By Deborah Chidinma Chibuife
Nigerians are grappling with an alarming surge in food prices. Staple foods like rice, yam, tomatoes, and beef have seen steep price hikes, exacerbated by the compounding effects of energy costs, epidemics, floods, and insecurity which have further strained the nation’s already struggling agricultural sector.
Data released by the National Bureau of Statistics (NBS) recently revealed that the headline inflation rate rose to 24.08 per cent from that of June 2023 which was 22.79 per cent. The data also showed that the cost of food in Nigeria increased to 26.98 per cent in July of 2023 over the same month in the previous year. This was 4.97 per cent higher when compared to the rate recorded in July 2022 (22.02 per cent). The Bureau indicated that the increase in the rate of food inflation on a year-on-year basis was caused by the surge in prices of Oil and fat, bread and cereals, fish, potatoes, yam and other tubers, fruits, meat, vegetables, milk, cheese, and eggs.
On 13 July, Nigeria’s President, Bola Ahmed Tinubu, declared a state of emergency on food insecurity in an attempt to tackle the escalating prices. However, as government policies take effect, socioeconomic realities persist, and food prices continue on the upward swing.
Prime Business Africa correspondents visited some markets in Lagos to monitor the situation of things. Traders who spoke in an interview with the correspondents expressed deep concern about the persistent increase in prices of foodstuffs. They urged the new administration to take swift action to alleviate citizens’ predicaments.
At Abule Market in Ajao Estate, Lagos State, a food items vendor lamented the current state of food prices and how the situation has deteriorated over the years, significantly affecting sales. She revealed resorting to borrowing money to sustain her business, but even at that, profits fell short of covering her debts while she struggled to feed herself and her family, and is now faced with an empty shop with no resources to either restock or relocate.

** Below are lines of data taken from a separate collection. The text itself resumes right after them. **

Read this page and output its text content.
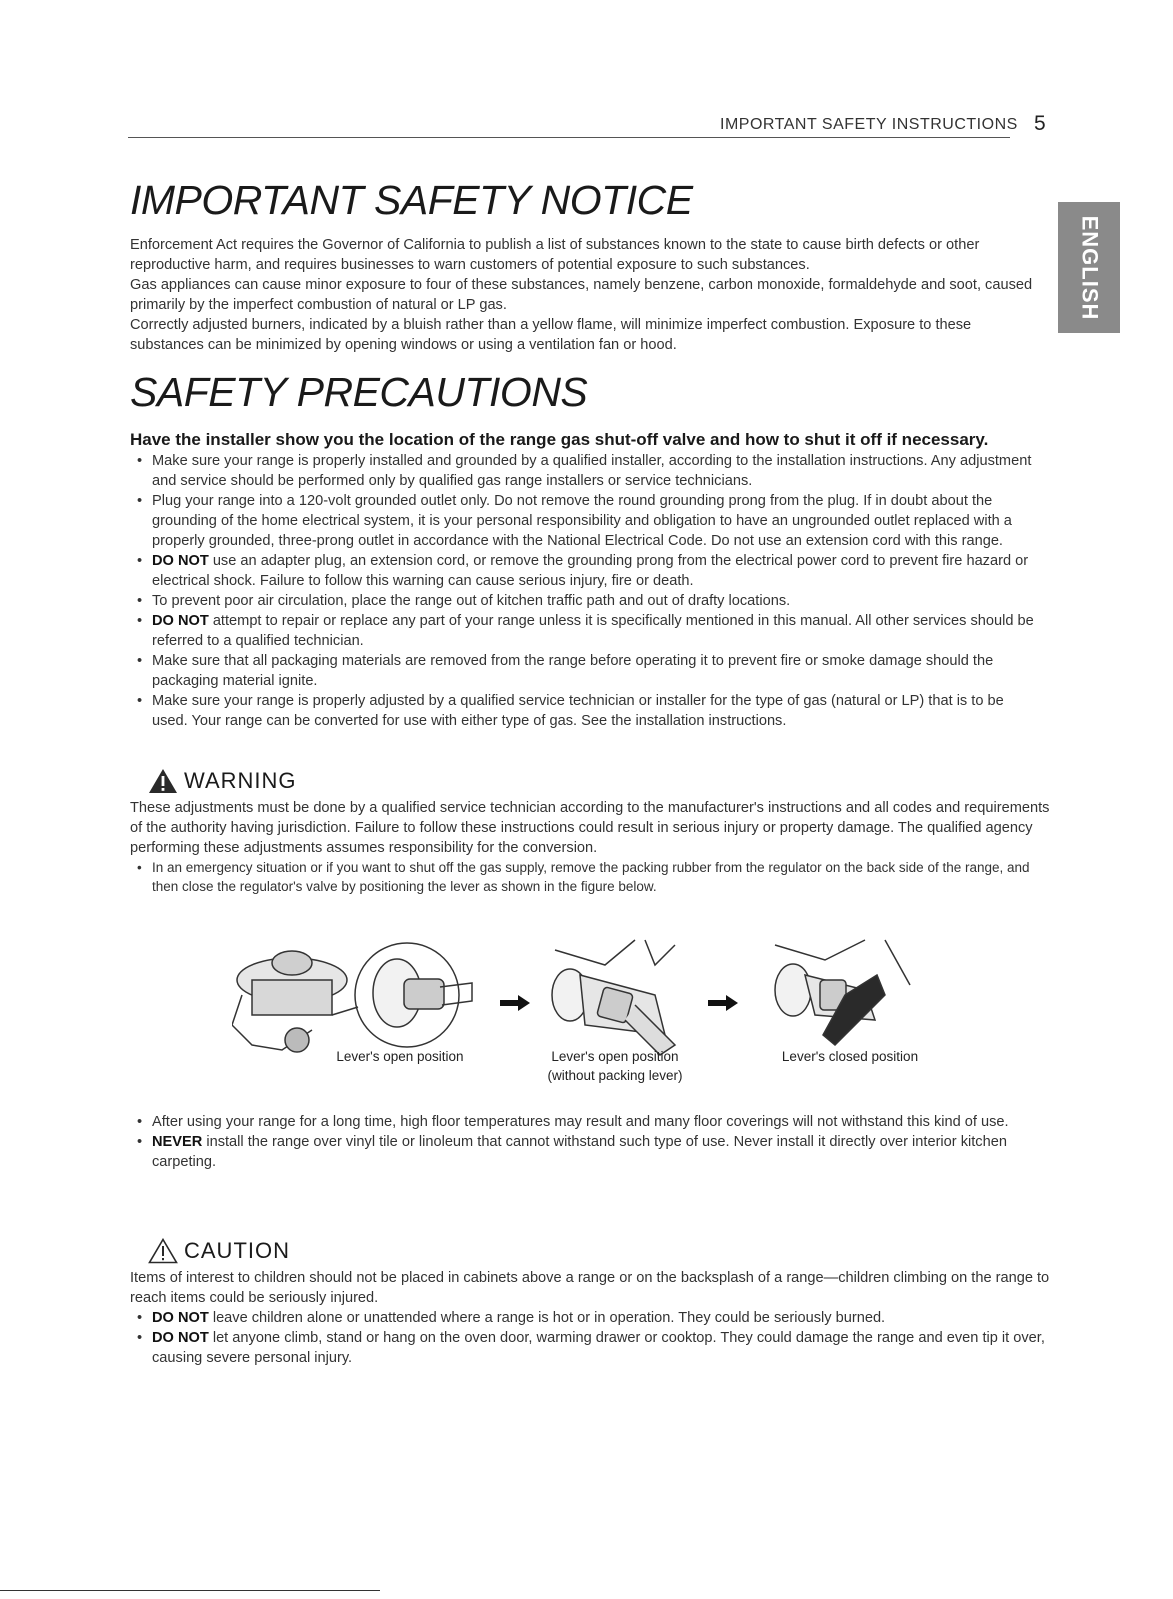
IMPORTANT SAFETY INSTRUCTIONS 5
ENGLISH
IMPORTANT SAFETY NOTICE

Enforcement Act requires the Governor of California to publish a list of substances known to the state to cause birth defects or other reproductive harm, and requires businesses to warn customers of potential exposure to such substances.

Gas appliances can cause minor exposure to four of these substances, namely benzene, carbon monoxide, formaldehyde and soot, caused primarily by the imperfect combustion of natural or LP gas.

Correctly adjusted burners, indicated by a bluish rather than a yellow flame, will minimize imperfect combustion. Exposure to these substances can be minimized by opening windows or using a ventilation fan or hood.

SAFETY PRECAUTIONS

Have the installer show you the location of the range gas shut-off valve and how to shut it off if necessary.

• Make sure your range is properly installed and grounded by a qualified installer, according to the installation instructions. Any adjustment and service should be performed only by qualified gas range installers or service technicians.
• Plug your range into a 120-volt grounded outlet only. Do not remove the round grounding prong from the plug. If in doubt about the grounding of the home electrical system, it is your personal responsibility and obligation to have an ungrounded outlet replaced with a properly grounded, three-prong outlet in accordance with the National Electrical Code. Do not use an extension cord with this range.
• DO NOT use an adapter plug, an extension cord, or remove the grounding prong from the electrical power cord to prevent fire hazard or electrical shock. Failure to follow this warning can cause serious injury, fire or death.
• To prevent poor air circulation, place the range out of kitchen traffic path and out of drafty locations.
• DO NOT attempt to repair or replace any part of your range unless it is specifically mentioned in this manual. All other services should be referred to a qualified technician.
• Make sure that all packaging materials are removed from the range before operating it to prevent fire or smoke damage should the packaging material ignite.
• Make sure your range is properly adjusted by a qualified service technician or installer for the type of gas (natural or LP) that is to be used. Your range can be converted for use with either type of gas. See the installation instructions.
WARNING

These adjustments must be done by a qualified service technician according to the manufacturer's instructions and all codes and requirements of the authority having jurisdiction. Failure to follow these instructions could result in serious injury or property damage. The qualified agency performing these adjustments assumes responsibility for the conversion.

• In an emergency situation or if you want to shut off the gas supply, remove the packing rubber from the regulator on the back side of the range, and then close the regulator's valve by positioning the lever as shown in the figure below.
Lever's open position	Lever's open position (without packing lever)
Lever's closed position
• After using your range for a long time, high floor temperatures may result and many floor coverings will not withstand this kind of use.
• NEVER install the range over vinyl tile or linoleum that cannot withstand such type of use. Never install it directly over interior kitchen carpeting.
CAUTION

Items of interest to children should not be placed in cabinets above a range or on the backsplash of a range—children climbing on the range to reach items could be seriously injured.

• DO NOT leave children alone or unattended where a range is hot or in operation. They could be seriously burned.
• DO NOT let anyone climb, stand or hang on the oven door, warming drawer or cooktop. They could damage the range and even tip it over, causing severe personal injury.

“My landlord constantly reminds me of my debts, a daily reminder of my financial struggle,” she shared, illustrating the difficulty of renewing rent in the midst of current economic disruptions. She implored the current government to address the soaring cost of goods.

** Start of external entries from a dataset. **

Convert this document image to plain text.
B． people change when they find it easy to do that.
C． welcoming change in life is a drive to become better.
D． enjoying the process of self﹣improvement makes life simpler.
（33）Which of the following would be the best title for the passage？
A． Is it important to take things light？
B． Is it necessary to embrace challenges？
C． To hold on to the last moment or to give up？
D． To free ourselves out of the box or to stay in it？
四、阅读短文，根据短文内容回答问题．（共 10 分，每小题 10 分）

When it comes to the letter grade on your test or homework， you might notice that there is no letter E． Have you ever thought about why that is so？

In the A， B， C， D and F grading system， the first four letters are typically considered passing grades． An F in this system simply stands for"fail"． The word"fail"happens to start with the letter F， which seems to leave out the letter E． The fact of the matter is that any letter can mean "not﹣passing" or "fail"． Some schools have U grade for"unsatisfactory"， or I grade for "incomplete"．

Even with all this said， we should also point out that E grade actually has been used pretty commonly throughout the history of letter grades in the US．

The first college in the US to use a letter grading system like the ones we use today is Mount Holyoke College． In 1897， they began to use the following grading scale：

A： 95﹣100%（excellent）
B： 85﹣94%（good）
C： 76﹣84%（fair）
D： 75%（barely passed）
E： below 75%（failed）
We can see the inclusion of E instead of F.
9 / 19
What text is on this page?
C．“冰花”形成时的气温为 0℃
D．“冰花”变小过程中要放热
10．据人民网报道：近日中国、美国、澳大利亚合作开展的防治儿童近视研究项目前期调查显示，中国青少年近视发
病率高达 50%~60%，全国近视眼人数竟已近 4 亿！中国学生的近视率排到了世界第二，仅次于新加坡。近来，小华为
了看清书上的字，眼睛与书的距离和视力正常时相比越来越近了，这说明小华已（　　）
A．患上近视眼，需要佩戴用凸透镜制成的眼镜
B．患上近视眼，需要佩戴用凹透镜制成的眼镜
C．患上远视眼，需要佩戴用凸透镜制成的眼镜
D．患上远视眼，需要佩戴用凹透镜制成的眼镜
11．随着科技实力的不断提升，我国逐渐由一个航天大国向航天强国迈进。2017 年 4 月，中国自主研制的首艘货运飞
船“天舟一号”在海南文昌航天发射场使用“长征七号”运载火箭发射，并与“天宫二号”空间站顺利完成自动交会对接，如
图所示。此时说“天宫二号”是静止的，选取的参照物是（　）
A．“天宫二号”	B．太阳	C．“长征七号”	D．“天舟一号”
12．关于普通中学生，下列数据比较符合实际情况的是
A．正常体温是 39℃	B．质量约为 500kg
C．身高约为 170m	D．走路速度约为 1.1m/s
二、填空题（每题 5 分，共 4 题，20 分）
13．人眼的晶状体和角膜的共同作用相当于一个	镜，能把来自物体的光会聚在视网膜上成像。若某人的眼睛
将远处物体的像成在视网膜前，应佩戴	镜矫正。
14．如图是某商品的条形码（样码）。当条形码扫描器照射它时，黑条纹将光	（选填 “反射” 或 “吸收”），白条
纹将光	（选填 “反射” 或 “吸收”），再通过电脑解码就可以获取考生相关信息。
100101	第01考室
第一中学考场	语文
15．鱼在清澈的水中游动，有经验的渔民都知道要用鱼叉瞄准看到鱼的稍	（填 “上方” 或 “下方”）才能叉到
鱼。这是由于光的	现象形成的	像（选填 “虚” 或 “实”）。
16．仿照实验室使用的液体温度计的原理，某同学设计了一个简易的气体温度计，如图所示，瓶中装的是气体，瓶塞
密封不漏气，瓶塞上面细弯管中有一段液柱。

Another trader in the market attributed her business survival to divine support. “We sell to survive, with profits often meagre. I sometimes make as little as N50 on a stockfish and occasionally just break even to help others eat well, all for the sake of God,” she said. The vendor lamented that after buying things at a high cost, they are forced to quickly sell perishable things like vegetables at reduced prices to avoid losing them.
She leaned on scripture and her faith, stressing the importance of people coming to the aid of the less fortunate ones in this period of economic hardship. Like her peers, she held a neutral view on governmental regimes, attributing outcomes to higher forces.
Another seller said her business is dwindling due to a lack of customers who can’t afford the high cost of things now. “Despite daily displays, customers are scarce due to high prices,” she stated. She lamented that customers would express interest in buying but fail to follow through, often citing a lack of funds. Consequently, unsold goods spoiled, deepening her challenges.
However, a northerner who sells tomatoes and vegetables said his business condition is beginning to improve. He reported a drop in tomato prices, leading to stability in his operations.
Another food vendor painted a bleak picture, revealing how customers’ inability to buy has dwindled sales. She sighed and said: “Some can’t even afford transportation, so how can they buy food?”
The harsh reality of Nigeria’s worsening economic conditions coloured her perspective. She said her shop in the past used to be surrounded by eager customers, but this was no longer the case.
She also called on the government to alleviate the situation, specifically citing the need to take appropriate steps to lower the prices of food items. According to her, previously, she could purchase a bag of rice for N48,000, but prices have since skyrocketed.
Tomatoes, too, have become prohibitively expensive, deterring customers. Grinding tomatoes, once priced at N200, now cost N1000, a significant increase. She fondly recalled the Buhari regime, noting its affordability and thriving customer base, highlighting the stark contrast with the present.
Food stands as a fundamental necessity, essential for human and animal survival alike. In Nigeria, however, it is now a luxury due to soaring prices.
With no end in sight, the question on the lips of many is how can Nigeria effectively lower the prices of essential foodstuffs and provide relief to its struggling citizens. Analysts believe that addressing the crisis requires a holistic consideration of all factors such as energy costs, transportation, and insecurity among others.